The primary form of the disorder is considered a dysfunction of the left side of the brain. The affected person’s brain does not interpret images and sounds received from the eyes and ears into a comprehensible language. This type of Dyslexia is usually genetic and does not appear to improve with age. The secondary form of Dyslexia is developmental. It is believed to be caused by hormonal development in the beginning stages of fetal growth. Both types are most commonly found in boys. The third type, traumatic Dyslexia, is caused by an injury to the brain. However, it is rarely seen these days.

People with the disorder can experience a variety of learning difficulties in the areas of auditory, visual, and/or dysgraphia. Some people may suffer from only one area while others may have difficulties in many areas. Auditory Dyslexia affects the way a person hears the sounds of letters or groups of letters. This causes difficulty in not only understanding what is being heard, but it causes difficulty in remembering what is heard. Additionally, remembering a sequence can be difficult. When speaking to people with auditory Dyslexia you need to give instructions one at a time instead of several instructions at once. Visual Dyslexia is commonly characterized by letter and number reversals and a lack of ability to write letters and numbers in the correct order. Dysgraphia affects a person’s ability to hold and/or control a pencil as they write.

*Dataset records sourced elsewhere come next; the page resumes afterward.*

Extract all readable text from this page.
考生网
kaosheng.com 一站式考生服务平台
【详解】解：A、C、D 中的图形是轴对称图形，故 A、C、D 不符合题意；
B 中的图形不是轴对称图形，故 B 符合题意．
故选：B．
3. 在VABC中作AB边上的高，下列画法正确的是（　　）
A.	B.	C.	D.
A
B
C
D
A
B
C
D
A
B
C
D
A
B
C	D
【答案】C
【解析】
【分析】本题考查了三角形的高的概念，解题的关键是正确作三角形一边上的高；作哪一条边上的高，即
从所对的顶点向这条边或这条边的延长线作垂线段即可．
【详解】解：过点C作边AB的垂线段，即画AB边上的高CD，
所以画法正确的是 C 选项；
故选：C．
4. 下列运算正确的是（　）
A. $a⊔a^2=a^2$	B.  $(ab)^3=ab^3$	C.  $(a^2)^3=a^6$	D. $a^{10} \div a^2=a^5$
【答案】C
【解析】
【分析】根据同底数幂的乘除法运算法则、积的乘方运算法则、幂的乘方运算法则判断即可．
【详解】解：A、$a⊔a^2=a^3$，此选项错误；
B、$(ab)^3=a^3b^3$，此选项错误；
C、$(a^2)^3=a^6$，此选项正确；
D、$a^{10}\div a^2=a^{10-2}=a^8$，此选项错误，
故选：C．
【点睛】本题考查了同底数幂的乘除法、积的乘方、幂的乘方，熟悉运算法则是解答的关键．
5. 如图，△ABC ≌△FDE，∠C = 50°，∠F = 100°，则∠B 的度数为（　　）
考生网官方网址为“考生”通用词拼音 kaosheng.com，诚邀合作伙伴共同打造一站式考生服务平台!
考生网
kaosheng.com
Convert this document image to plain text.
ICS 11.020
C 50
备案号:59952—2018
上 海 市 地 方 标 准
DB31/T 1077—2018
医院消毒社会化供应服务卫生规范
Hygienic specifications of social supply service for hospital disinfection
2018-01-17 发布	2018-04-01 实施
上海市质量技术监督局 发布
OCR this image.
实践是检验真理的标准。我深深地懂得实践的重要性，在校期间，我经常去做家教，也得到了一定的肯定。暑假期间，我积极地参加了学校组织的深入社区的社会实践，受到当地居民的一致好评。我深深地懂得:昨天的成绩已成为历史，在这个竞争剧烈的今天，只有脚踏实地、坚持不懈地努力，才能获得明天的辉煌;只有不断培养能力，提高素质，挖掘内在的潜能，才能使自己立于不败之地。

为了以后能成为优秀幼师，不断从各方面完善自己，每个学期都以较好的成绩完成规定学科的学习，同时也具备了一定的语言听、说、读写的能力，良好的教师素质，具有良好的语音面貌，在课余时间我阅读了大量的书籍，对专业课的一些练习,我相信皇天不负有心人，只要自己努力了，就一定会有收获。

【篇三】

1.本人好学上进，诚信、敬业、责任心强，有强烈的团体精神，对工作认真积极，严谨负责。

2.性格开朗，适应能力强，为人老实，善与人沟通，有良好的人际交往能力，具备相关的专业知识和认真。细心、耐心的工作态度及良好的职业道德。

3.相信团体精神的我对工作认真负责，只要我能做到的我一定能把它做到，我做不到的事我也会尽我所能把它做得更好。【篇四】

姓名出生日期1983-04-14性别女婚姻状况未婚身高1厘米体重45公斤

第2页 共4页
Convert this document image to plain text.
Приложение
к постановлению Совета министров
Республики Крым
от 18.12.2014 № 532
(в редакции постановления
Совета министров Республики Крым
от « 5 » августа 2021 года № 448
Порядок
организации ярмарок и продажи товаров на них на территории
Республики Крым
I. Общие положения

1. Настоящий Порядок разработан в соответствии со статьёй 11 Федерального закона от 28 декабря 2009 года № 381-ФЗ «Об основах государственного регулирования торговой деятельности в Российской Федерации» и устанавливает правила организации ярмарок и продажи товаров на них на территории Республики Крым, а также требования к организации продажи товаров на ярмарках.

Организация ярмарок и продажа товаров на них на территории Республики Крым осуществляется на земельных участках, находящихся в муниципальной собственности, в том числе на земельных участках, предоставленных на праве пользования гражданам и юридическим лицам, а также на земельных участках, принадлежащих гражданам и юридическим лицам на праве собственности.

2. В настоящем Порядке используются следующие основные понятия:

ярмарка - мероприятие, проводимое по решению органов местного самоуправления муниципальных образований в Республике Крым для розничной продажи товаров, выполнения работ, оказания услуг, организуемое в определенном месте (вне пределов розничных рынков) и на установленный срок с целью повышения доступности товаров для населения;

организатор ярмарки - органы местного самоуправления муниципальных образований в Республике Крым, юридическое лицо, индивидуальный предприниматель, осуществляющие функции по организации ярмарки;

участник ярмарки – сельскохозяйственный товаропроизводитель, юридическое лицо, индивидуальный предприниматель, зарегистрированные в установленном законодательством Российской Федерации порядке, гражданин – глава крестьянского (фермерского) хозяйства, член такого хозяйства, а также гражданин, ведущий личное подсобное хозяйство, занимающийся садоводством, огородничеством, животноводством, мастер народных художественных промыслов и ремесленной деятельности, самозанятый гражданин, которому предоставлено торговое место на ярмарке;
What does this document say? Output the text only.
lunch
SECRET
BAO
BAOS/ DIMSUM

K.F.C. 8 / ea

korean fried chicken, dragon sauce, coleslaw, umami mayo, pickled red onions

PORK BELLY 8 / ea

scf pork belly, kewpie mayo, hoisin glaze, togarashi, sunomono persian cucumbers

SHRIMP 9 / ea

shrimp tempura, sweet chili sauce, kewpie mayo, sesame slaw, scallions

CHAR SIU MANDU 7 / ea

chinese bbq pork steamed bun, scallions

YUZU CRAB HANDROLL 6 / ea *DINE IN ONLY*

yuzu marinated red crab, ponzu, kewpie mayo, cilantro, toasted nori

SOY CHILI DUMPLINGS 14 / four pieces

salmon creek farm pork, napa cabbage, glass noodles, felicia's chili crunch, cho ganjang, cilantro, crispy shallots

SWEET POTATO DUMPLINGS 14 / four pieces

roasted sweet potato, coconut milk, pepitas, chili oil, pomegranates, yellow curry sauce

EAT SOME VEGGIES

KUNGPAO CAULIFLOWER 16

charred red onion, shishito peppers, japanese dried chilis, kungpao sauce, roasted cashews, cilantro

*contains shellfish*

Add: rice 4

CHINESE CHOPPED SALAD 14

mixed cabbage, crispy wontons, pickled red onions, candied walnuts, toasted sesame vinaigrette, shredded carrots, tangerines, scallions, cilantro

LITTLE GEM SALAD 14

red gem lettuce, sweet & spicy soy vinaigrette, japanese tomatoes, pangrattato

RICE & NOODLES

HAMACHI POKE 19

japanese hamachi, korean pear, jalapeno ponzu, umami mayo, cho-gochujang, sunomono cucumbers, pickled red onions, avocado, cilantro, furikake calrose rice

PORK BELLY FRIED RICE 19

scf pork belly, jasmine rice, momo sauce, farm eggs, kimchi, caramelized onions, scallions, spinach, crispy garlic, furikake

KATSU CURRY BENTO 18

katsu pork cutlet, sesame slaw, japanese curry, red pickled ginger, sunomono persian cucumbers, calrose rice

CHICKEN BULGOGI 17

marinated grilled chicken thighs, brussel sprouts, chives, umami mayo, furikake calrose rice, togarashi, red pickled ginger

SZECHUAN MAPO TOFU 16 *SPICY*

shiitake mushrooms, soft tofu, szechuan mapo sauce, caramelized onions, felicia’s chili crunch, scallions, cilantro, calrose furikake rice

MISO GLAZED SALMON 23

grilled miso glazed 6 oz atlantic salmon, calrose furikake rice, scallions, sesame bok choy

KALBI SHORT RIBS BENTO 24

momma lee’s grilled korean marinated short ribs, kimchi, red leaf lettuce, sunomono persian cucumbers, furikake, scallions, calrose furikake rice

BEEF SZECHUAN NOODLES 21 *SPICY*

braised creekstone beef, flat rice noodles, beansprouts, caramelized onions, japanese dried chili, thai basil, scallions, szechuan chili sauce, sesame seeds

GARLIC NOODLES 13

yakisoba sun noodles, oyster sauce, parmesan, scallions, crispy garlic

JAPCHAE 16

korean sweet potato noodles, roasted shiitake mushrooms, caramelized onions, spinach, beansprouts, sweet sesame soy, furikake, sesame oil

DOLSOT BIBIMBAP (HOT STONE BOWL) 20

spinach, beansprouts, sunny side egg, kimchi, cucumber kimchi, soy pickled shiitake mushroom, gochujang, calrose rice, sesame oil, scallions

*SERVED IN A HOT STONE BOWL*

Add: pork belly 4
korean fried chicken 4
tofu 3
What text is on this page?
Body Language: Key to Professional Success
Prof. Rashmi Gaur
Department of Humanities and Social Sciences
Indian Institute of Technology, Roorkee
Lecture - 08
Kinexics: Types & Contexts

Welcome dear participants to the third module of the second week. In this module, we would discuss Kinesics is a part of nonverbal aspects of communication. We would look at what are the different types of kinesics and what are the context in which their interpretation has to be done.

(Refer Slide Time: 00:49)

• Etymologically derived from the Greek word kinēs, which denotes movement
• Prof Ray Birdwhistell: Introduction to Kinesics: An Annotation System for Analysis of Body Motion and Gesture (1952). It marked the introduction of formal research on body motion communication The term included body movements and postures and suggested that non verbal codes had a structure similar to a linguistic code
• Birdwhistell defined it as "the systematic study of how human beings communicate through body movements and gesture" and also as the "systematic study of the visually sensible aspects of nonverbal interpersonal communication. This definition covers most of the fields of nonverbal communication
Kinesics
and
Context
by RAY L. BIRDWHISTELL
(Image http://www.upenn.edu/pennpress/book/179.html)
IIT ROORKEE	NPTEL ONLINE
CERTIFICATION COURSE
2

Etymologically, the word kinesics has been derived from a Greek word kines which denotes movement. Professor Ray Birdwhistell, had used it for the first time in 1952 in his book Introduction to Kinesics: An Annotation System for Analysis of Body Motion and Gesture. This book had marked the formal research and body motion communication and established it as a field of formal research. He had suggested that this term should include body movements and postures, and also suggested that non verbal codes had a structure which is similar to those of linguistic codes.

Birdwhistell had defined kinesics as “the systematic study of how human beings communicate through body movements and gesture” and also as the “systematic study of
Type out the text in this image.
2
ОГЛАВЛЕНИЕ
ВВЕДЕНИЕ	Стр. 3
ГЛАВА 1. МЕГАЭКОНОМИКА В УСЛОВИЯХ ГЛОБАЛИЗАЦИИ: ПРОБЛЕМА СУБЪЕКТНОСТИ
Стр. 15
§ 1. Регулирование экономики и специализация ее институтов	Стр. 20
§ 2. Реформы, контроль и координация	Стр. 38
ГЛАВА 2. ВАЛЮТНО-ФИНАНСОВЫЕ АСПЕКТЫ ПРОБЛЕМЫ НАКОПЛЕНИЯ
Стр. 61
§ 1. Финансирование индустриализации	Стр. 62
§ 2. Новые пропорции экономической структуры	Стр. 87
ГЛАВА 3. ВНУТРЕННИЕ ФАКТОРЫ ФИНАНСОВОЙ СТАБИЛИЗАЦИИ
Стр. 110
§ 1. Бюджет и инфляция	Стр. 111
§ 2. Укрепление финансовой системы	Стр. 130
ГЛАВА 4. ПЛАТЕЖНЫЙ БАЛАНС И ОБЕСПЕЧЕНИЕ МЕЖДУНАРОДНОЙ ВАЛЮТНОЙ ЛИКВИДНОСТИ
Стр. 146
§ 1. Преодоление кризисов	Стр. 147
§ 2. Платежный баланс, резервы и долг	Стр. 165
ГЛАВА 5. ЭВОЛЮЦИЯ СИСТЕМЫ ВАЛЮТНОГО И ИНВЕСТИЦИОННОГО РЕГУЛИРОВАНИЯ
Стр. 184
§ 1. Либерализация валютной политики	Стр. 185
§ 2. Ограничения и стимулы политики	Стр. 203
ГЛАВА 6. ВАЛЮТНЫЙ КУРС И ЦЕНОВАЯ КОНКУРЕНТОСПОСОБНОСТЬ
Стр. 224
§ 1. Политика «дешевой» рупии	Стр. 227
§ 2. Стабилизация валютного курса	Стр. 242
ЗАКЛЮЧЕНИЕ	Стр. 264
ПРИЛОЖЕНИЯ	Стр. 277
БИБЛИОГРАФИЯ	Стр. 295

The U. S. National Institutes of Health deems the disorder a learning disability that inhibits a person’s ability to read, write, and spell. Children with Dyslexia often struggle in school, frequently falling behind their peers. It is often hard to diagnose Dyslexia. The most recognized symptom is number and letter reversals which are common in children through age seven. Therefore, many teachers and parents do not begin to explore the possibility of Dyslexia until a child reaches age eight. It is possible for people afflicted with the disorder to compensate for their disabilities. However, it is known that the amount of progress in learning compensation techniques is most successful with early intervention.